Guide for Data and Computation Team Members
Contents
Guide for Data and Computation Team Members¶
This is a short write up facilitate the spin up of new team members for the Data and Computation Team and describe regular maintenance tasks.
Onboarding¶
Checklist for new members¶
[ ] Ask to be added to the Data and Computation Github team
[ ] Ask to be added to the
@data-and-compute
Slack user group[ ] Subscribe to Relevant Slack channels
[ ] Consider enabling notifications for Relevant github repos
[ ] Make a PR to the
_config.yaml
file here in a PR. to add a picture and your personal data to the webpage.[ ] Get access to the Grafana Dashboard
[ ] Request access to a service account to monitor Google Dataflow and Storage from the Google Cloud Console by raising an issue here
Instructions for admin:
Go to the Google Cloud Console > IAM > Grant Access
Add the following permissions:
Dataflow Admin
Storage Admin
Logs Viewer
Monitoring Viewer
Logs Viewer
Compute Viewer
Relevant Slack channels¶
data-and-computation-team
: Private channel for internal discussions, please contact the Manager for Data and Computing to be added.leap-pangeo
: Community wide channel where LEAP-Pangeo users can ask questions. Members of the team should join the channel and regularly engage with issues raised.
Relevant github repos¶
leap-stc.github.io
: The source for the LEAP-Pangeo technical documentation. This also contains LEAP-Pangeo Discussion Forumdata-management
: Contains all the pangeo-forge based code/automation to ingest new datasets. Point users to the issue tracker to request new datasets.
Regular Maintenance¶
This section documents common tasks performed as part of the Data and Computation Team’s duties.
Monitor User Directory Useage¶
The user directories of all members are on a shared volume of fixed size.
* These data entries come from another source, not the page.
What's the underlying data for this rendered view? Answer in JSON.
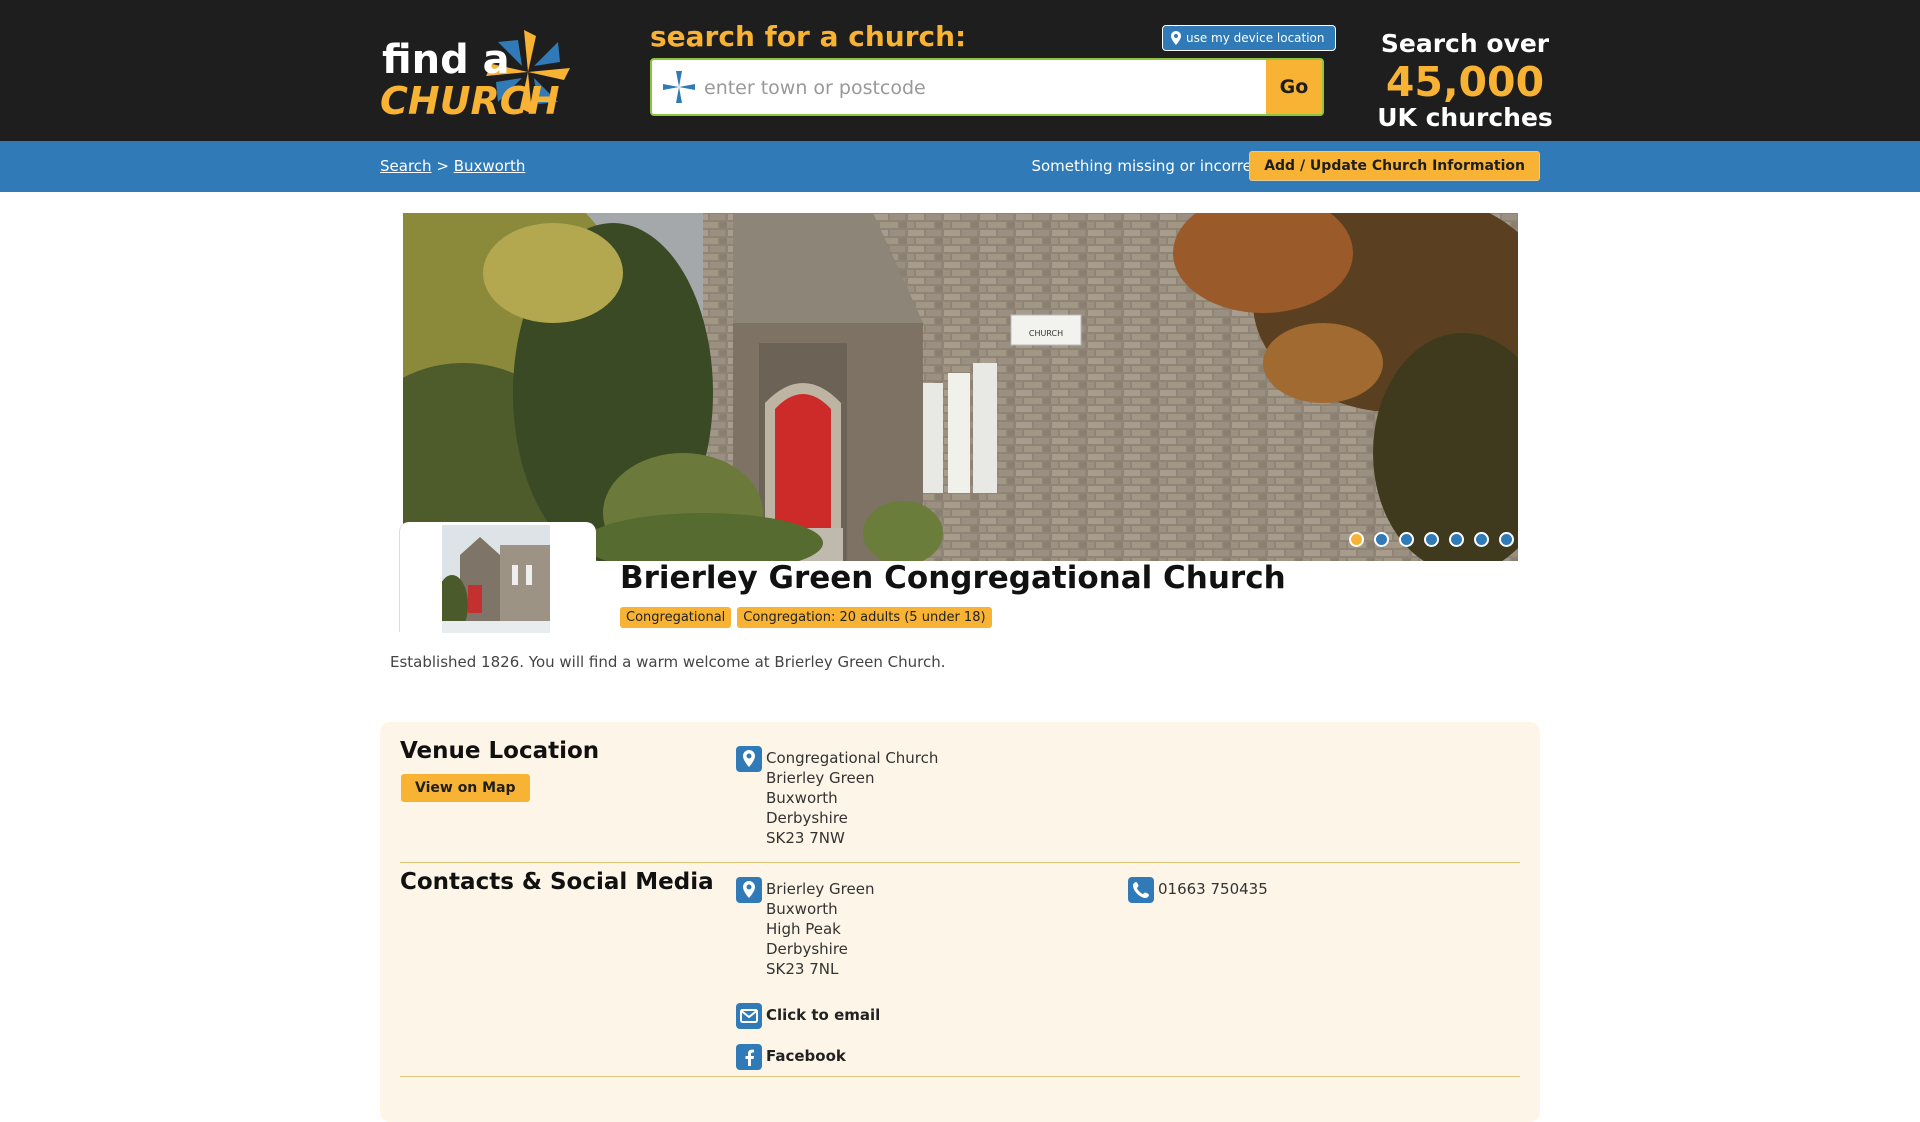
{
  "header": {
    "logo_line1": "find a",
    "logo_line2": "CHURCH",
    "search_label": "search for a church:",
    "location_button": "use my device location",
    "search_placeholder": "enter town or postcode",
    "go_label": "Go",
    "stats_line1": "Search over",
    "stats_count": "45,000",
    "stats_line3": "UK churches"
  },
  "nav": {
    "breadcrumb": [
      {
        "label": "Search"
      },
      {
        "label": "Buxworth"
      }
    ],
    "separator": ">",
    "missing_text": "Something missing or incorrect?",
    "update_button": "Add / Update Church Information"
  },
  "church": {
    "name": "Brierley Green Congregational Church",
    "badges": [
      "Congregational",
      "Congregation: 20 adults (5 under 18)"
    ],
    "description": "Established 1826. You will find a warm welcome at Brierley Green Church.",
    "sign_text": "CHURCH"
  },
  "carousel": {
    "slide_count": 7,
    "active_index": 0
  },
  "venue": {
    "title": "Venue Location",
    "map_button": "View on Map",
    "address": [
      "Congregational Church",
      "Brierley Green",
      "Buxworth",
      "Derbyshire",
      "SK23 7NW"
    ]
  },
  "contacts": {
    "title": "Contacts & Social Media",
    "address": [
      "Brierley Green",
      "Buxworth",
      "High Peak",
      "Derbyshire",
      "SK23 7NL"
    ],
    "phone": "01663 750435",
    "email_label": "Click to email",
    "facebook_label": "Facebook"
  },
  "colors": {
    "accent": "#f8b334",
    "brand_blue": "#2f7ab7",
    "header_bg": "#1e1e1e",
    "panel_bg": "#fdf6e8"
  }
}
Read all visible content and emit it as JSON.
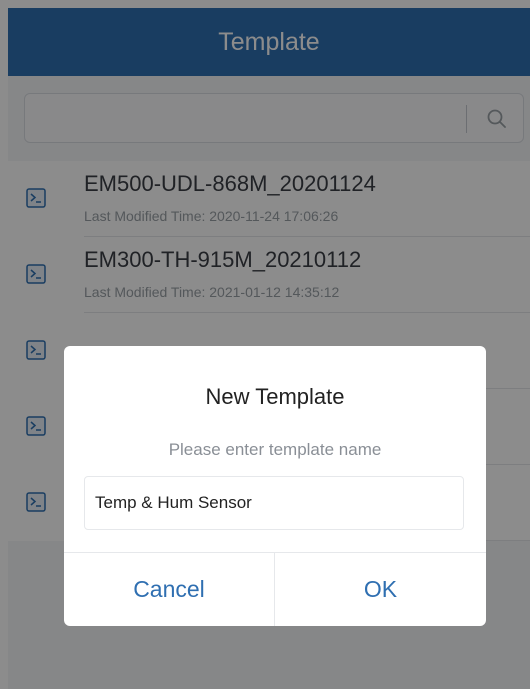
{
  "header": {
    "title": "Template"
  },
  "search": {
    "placeholder": ""
  },
  "templates": [
    {
      "name": "EM500-UDL-868M_20201124",
      "modified": "Last Modified Time: 2020-11-24 17:06:26"
    },
    {
      "name": "EM300-TH-915M_20210112",
      "modified": "Last Modified Time: 2021-01-12 14:35:12"
    },
    {
      "name": "",
      "modified": ""
    },
    {
      "name": "",
      "modified": ""
    },
    {
      "name": "",
      "modified": ""
    }
  ],
  "dialog": {
    "title": "New Template",
    "prompt": "Please enter template name",
    "input_value": "Temp & Hum Sensor",
    "cancel_label": "Cancel",
    "ok_label": "OK"
  },
  "colors": {
    "accent": "#2f6fb1",
    "overlay": "rgba(0,0,0,0.45)"
  },
  "icons": {
    "search": "search-icon",
    "template": "terminal-icon"
  }
}
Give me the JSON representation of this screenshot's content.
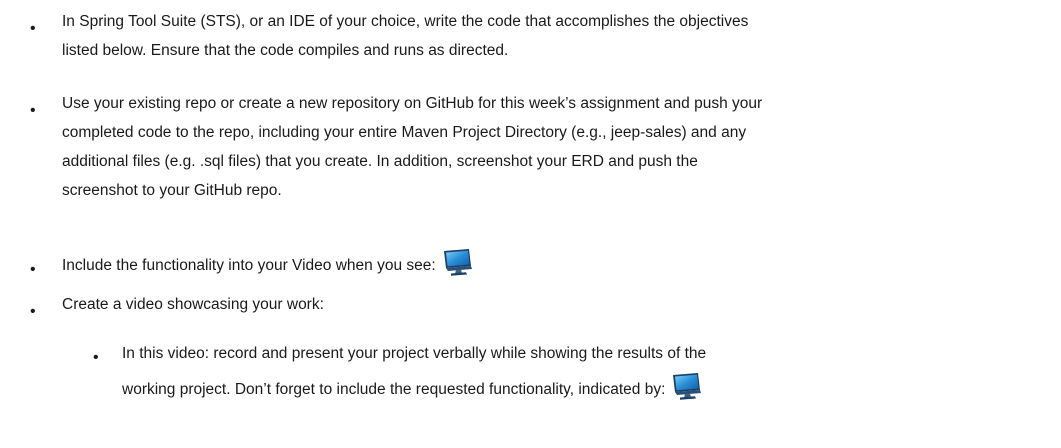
{
  "bullet_glyph": "•",
  "items": [
    {
      "lines": [
        "In Spring Tool Suite (STS), or an IDE of your choice, write the code that accomplishes the objectives",
        "listed below. Ensure that the code compiles and runs as directed."
      ]
    },
    {
      "lines": [
        "Use your existing repo or create a new repository on GitHub for this week’s assignment and push your",
        "completed code to the repo, including your entire Maven Project Directory (e.g., jeep-sales) and any",
        "additional files (e.g. .sql files) that you create.  In addition, screenshot your ERD and push the",
        "screenshot to your GitHub repo."
      ]
    },
    {
      "lines": [
        "Include the functionality into your Video when you see:"
      ],
      "icon": "monitor-icon"
    },
    {
      "lines": [
        "Create a video showcasing your work:"
      ],
      "sub_items": [
        {
          "lines": [
            "In this video: record and present your project verbally while showing the results of the",
            "working project.   Don’t forget to include the requested functionality, indicated by:"
          ],
          "icon": "monitor-icon"
        }
      ]
    }
  ],
  "colors": {
    "text": "#1a1a1a",
    "icon_screen": "#2a8fd6",
    "icon_frame": "#1c3f66"
  }
}
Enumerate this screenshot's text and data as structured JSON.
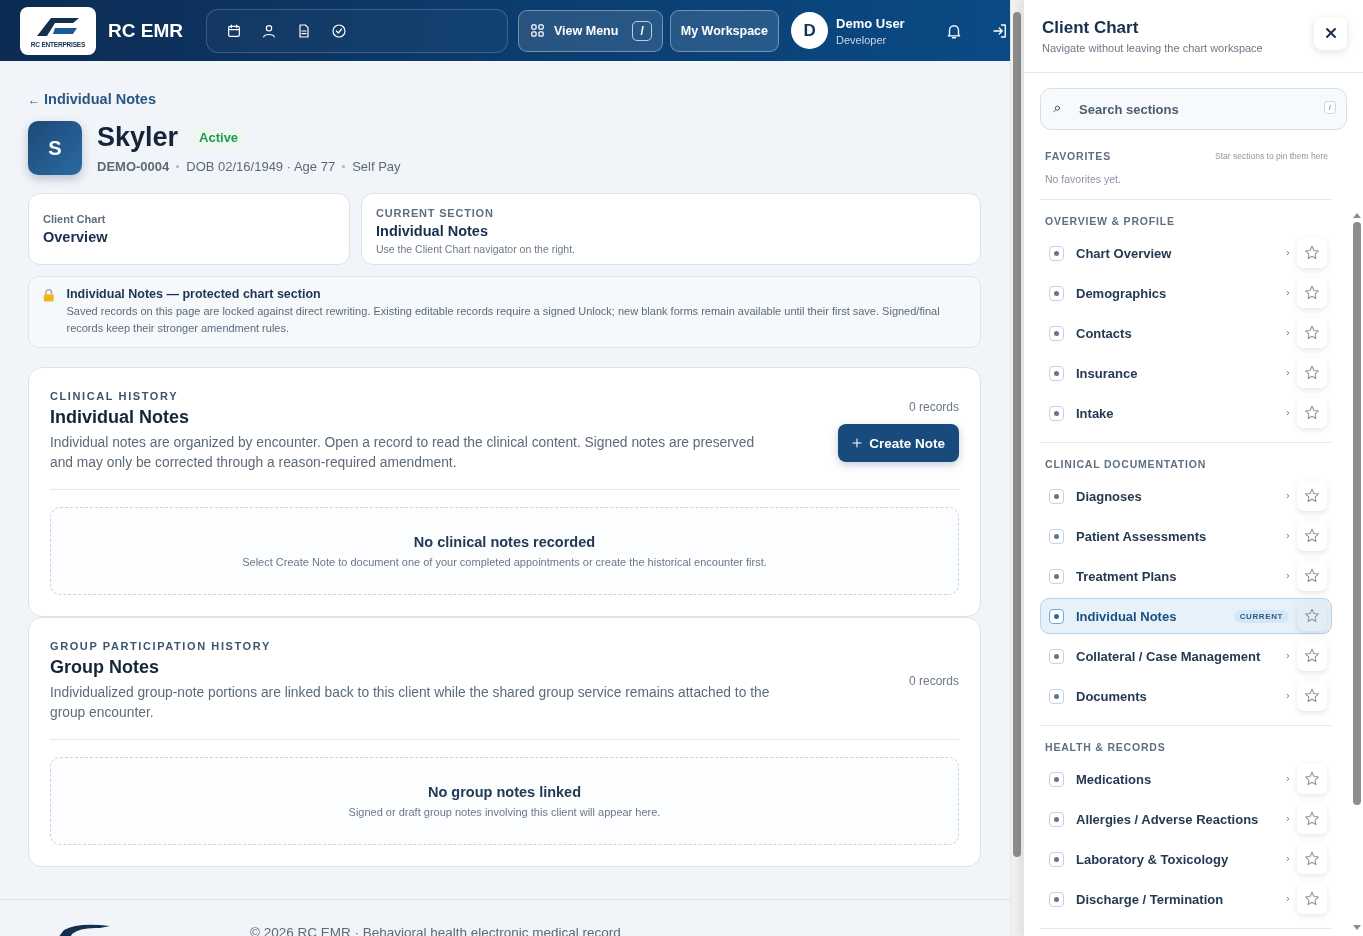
{
  "header": {
    "logo_text": "RC ENTERPRISES",
    "app_name": "RC EMR",
    "view_menu": {
      "label": "View Menu",
      "shortcut": "/"
    },
    "workspace": "My Workspace",
    "user": {
      "initial": "D",
      "name": "Demo User",
      "role": "Developer"
    }
  },
  "back_link": {
    "arrow": "←",
    "label": "Individual Notes"
  },
  "client": {
    "initial": "S",
    "name": "Skyler",
    "status": "Active",
    "id": "DEMO-0004",
    "dob": "DOB 02/16/1949 · Age 77",
    "payer": "Self Pay"
  },
  "cards": [
    {
      "label": "Client Chart",
      "value": "Overview"
    },
    {
      "label": "CURRENT SECTION",
      "value": "Individual Notes",
      "hint": "Use the Client Chart navigator on the right."
    }
  ],
  "notice": {
    "title": "Individual Notes — protected chart section",
    "text": "Saved records on this page are locked against direct rewriting. Existing editable records require a signed Unlock; new blank forms remain available until their first save. Signed/final records keep their stronger amendment rules."
  },
  "sections": [
    {
      "eyebrow": "CLINICAL HISTORY",
      "title": "Individual Notes",
      "description": "Individual notes are organized by encounter. Open a record to read the clinical content. Signed notes are preserved and may only be corrected through a reason-required amendment.",
      "count": "0 records",
      "button": "Create Note",
      "empty": {
        "title": "No clinical notes recorded",
        "text": "Select Create Note to document one of your completed appointments or create the historical encounter first."
      }
    },
    {
      "eyebrow": "GROUP PARTICIPATION HISTORY",
      "title": "Group Notes",
      "description": "Individualized group-note portions are linked back to this client while the shared group service remains attached to the group encounter.",
      "count": "0 records",
      "empty": {
        "title": "No group notes linked",
        "text": "Signed or draft group notes involving this client will appear here."
      }
    }
  ],
  "footer": {
    "copyright": "© 2026 RC EMR · Behavioral health electronic medical record"
  },
  "panel": {
    "title": "Client Chart",
    "subtitle": "Navigate without leaving the chart workspace",
    "search": {
      "placeholder": "Search sections",
      "shortcut": "/"
    },
    "favorites": {
      "heading": "FAVORITES",
      "hint": "Star sections to pin them here",
      "empty": "No favorites yet."
    },
    "groups": [
      {
        "heading": "OVERVIEW & PROFILE",
        "items": [
          {
            "label": "Chart Overview",
            "selected": false
          },
          {
            "label": "Demographics",
            "selected": false
          },
          {
            "label": "Contacts",
            "selected": false
          },
          {
            "label": "Insurance",
            "selected": false
          },
          {
            "label": "Intake",
            "selected": false
          }
        ]
      },
      {
        "heading": "CLINICAL DOCUMENTATION",
        "items": [
          {
            "label": "Diagnoses",
            "selected": false
          },
          {
            "label": "Patient Assessments",
            "selected": false
          },
          {
            "label": "Treatment Plans",
            "selected": false
          },
          {
            "label": "Individual Notes",
            "selected": true,
            "badge": "CURRENT"
          },
          {
            "label": "Collateral / Case Management",
            "selected": false
          },
          {
            "label": "Documents",
            "selected": false
          }
        ]
      },
      {
        "heading": "HEALTH & RECORDS",
        "items": [
          {
            "label": "Medications",
            "selected": false
          },
          {
            "label": "Allergies / Adverse Reactions",
            "selected": false
          },
          {
            "label": "Laboratory & Toxicology",
            "selected": false
          },
          {
            "label": "Discharge / Termination",
            "selected": false
          }
        ]
      }
    ]
  }
}
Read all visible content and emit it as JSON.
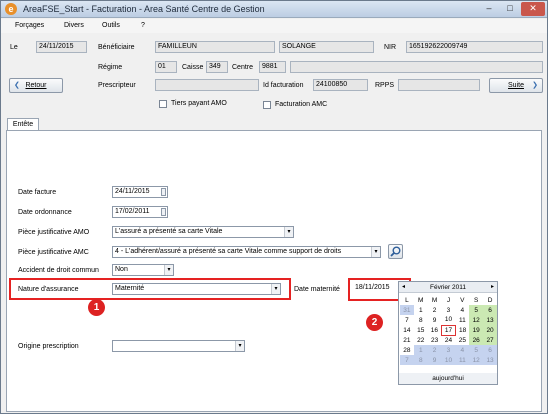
{
  "window": {
    "title": "AreaFSE_Start - Facturation - Area Santé Centre de Gestion",
    "min": "–",
    "max": "□",
    "close": "✕"
  },
  "menu": [
    "Forçages",
    "Divers",
    "Outils",
    "?"
  ],
  "header": {
    "le_label": "Le",
    "le_value": "24/11/2015",
    "beneficiaire_label": "Bénéficiaire",
    "nom": "FAMILLEUN",
    "prenom": "SOLANGE",
    "nir_label": "NIR",
    "nir_value": "165192622009749",
    "regime_label": "Régime",
    "regime_value": "01",
    "caisse_label": "Caisse",
    "caisse_value": "349",
    "centre_label": "Centre",
    "centre_value": "9881",
    "prescripteur_label": "Prescripteur",
    "idfact_label": "Id facturation",
    "idfact_value": "24100850",
    "rpps_label": "RPPS",
    "retour": "Retour",
    "suite": "Suite",
    "tiers_payant": "Tiers payant AMO",
    "facturation_amc": "Facturation AMC"
  },
  "tab": "Entête",
  "form": {
    "date_facture_label": "Date facture",
    "date_facture": "24/11/2015",
    "date_ordonnance_label": "Date ordonnance",
    "date_ordonnance": "17/02/2011",
    "pj_amo_label": "Pièce justificative AMO",
    "pj_amo": "L'assuré a présenté sa carte Vitale",
    "pj_amc_label": "Pièce justificative AMC",
    "pj_amc": "4 - L'adhérent/assuré a présenté sa carte Vitale comme support de droits",
    "accident_label": "Accident de droit commun",
    "accident": "Non",
    "nature_label": "Nature d'assurance",
    "nature": "Maternité",
    "date_maternite_label": "Date maternité",
    "date_maternite": "18/11/2015",
    "origine_label": "Origine prescription",
    "origine": ""
  },
  "badges": [
    "1",
    "2"
  ],
  "calendar": {
    "month": "Février 2011",
    "prev": "◂",
    "next": "▸",
    "days": [
      "L",
      "M",
      "M",
      "J",
      "V",
      "S",
      "D"
    ],
    "weeks": [
      [
        "31",
        "1",
        "2",
        "3",
        "4",
        "5",
        "6"
      ],
      [
        "7",
        "8",
        "9",
        "10",
        "11",
        "12",
        "13"
      ],
      [
        "14",
        "15",
        "16",
        "17",
        "18",
        "19",
        "20"
      ],
      [
        "21",
        "22",
        "23",
        "24",
        "25",
        "26",
        "27"
      ],
      [
        "28",
        "1",
        "2",
        "3",
        "4",
        "5",
        "6"
      ],
      [
        "7",
        "8",
        "9",
        "10",
        "11",
        "12",
        "13"
      ]
    ],
    "today_label": "aujourd'hui"
  }
}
We pay for the total size of the volume no matter if it is used or not, so we should strive to keep usage to a minimum. Our current policy is that <50GB per user is acceptable. Unfortunately we do not have a technical way to implement per user quotas, so we need to regularly check two things:
How much space is left on the entire shared volume? If the free space falls below 20% we need to discuss further actions.
Which users are taking up more than the allowed 50GB. For users who take up more than 50GB the suggested action is to reach out via slack or email.
Regularly Updating the Software Environment¶
We aim to provide users with up-to-date default software environments. This currently requires to change the pangeo-docker-images tag manually.
Make sure you are subscribed to release notifications on pangeo-docker-images to recieve Github notification about new releases
To bump the version, submit a PR to this config file in the 2i2c infrastructure repo. In that PR you need to change the image tag for all image choices, see an example here.
To send emails, a token file is setup as the OAUTH_GMAIL_CREDENTIALS Github Secret in the member management repo; every so often (around biweekly) the action will require re-authentication, generating a new token that should replace the existing secret. This makes use of OAUTH_GMAIL_CLIENT_SECRET, which never needs to change. To update the OAUTH_GMAIL_CREDENTIALS secret, run the
generate_emails_token(github_action_mode=False)
function from utils.py locally, which will direct you to a confirmation screen. Log in to the leap.pangeo@gmail.com account and authorize access. You will require a copy of the CLIENT_SECRETS file on your personal machine which can be retreived from Google Cloud Console from the above pangeo support email.
Offboarding members¶
[] Delete personal
dct-team-<first_name>
service account in IAM (needs admin priviliges).